How does Defender for Cloud Apps discover shadow IT?

It ingests traffic logs from network devices (e.g., firewalls, proxies) or from Microsoft Defender for Endpoint. The logs are parsed to extract destination URLs, IPs, and user info. These are matched against a catalog of over 31,000 cloud apps. Each app is assigned a risk score based on 80+ factors. Reports show usage patterns and risk levels.

What is the difference between a snapshot report and a continuous report?

A snapshot report is a one-time manual upload of a log file for immediate analysis. A continuous report uses a log collector to automatically upload logs at regular intervals (default every hour), providing ongoing visibility and trend analysis. Continuous reports are better for long-term monitoring.

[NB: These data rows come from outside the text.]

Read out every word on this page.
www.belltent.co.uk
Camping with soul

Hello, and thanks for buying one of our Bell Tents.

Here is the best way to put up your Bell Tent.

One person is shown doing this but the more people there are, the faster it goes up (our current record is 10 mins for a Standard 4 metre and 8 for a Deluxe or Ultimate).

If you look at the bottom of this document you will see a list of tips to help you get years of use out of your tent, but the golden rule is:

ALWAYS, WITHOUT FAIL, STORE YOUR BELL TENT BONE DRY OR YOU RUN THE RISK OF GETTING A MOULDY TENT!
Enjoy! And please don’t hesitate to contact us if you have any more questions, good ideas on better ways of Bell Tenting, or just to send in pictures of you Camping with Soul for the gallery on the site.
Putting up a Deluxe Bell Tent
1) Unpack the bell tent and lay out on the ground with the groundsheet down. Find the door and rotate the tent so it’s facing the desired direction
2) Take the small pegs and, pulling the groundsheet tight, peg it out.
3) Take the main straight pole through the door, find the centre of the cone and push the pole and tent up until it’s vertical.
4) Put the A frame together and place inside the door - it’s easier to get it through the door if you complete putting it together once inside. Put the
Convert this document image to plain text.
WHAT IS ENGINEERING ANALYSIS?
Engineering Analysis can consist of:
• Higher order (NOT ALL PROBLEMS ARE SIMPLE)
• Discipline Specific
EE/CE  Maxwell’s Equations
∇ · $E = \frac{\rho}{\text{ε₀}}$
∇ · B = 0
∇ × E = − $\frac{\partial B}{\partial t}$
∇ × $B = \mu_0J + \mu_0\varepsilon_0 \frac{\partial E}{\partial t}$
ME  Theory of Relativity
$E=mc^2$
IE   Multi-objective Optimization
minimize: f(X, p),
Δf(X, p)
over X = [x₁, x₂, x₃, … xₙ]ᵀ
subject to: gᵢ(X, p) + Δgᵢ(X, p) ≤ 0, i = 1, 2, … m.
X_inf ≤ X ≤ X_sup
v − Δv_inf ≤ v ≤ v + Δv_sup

Can Shadow IT Discovery block unsanctioned apps?

No, Discovery itself only identifies and reports app usage. To block apps, you must tag them as 'Unsanctioned' and then use integration with Azure AD Conditional Access or a proxy to enforce access controls. The exam tests that Discovery is a detection, not enforcement, tool.

What risk factors determine the app risk score?

The risk score considers over 80 factors across four categories: security (e.g., encryption, authentication, vulnerability history) weighted at 50%, compliance (e.g., SOC 2, ISO 27001, GDPR) at 25%, legal (e.g., data residency, subpoena history) at 15%, and business continuity (e.g., uptime, support) at 10%.

How long is discovery data retained?

Parsed discovery data (reports and app usage records) is retained for 90 days. Raw log files are retained for 30 days. After these periods, data is automatically deleted.

What is required for user attribution in Shadow IT Discovery?

User attribution maps source IP addresses in logs to Azure AD user identities. This requires Azure AD sign-in logs or integration with an identity provider. If logs only show NAT IPs (multiple users sharing one IP), attribution fails and users appear as 'Unknown'.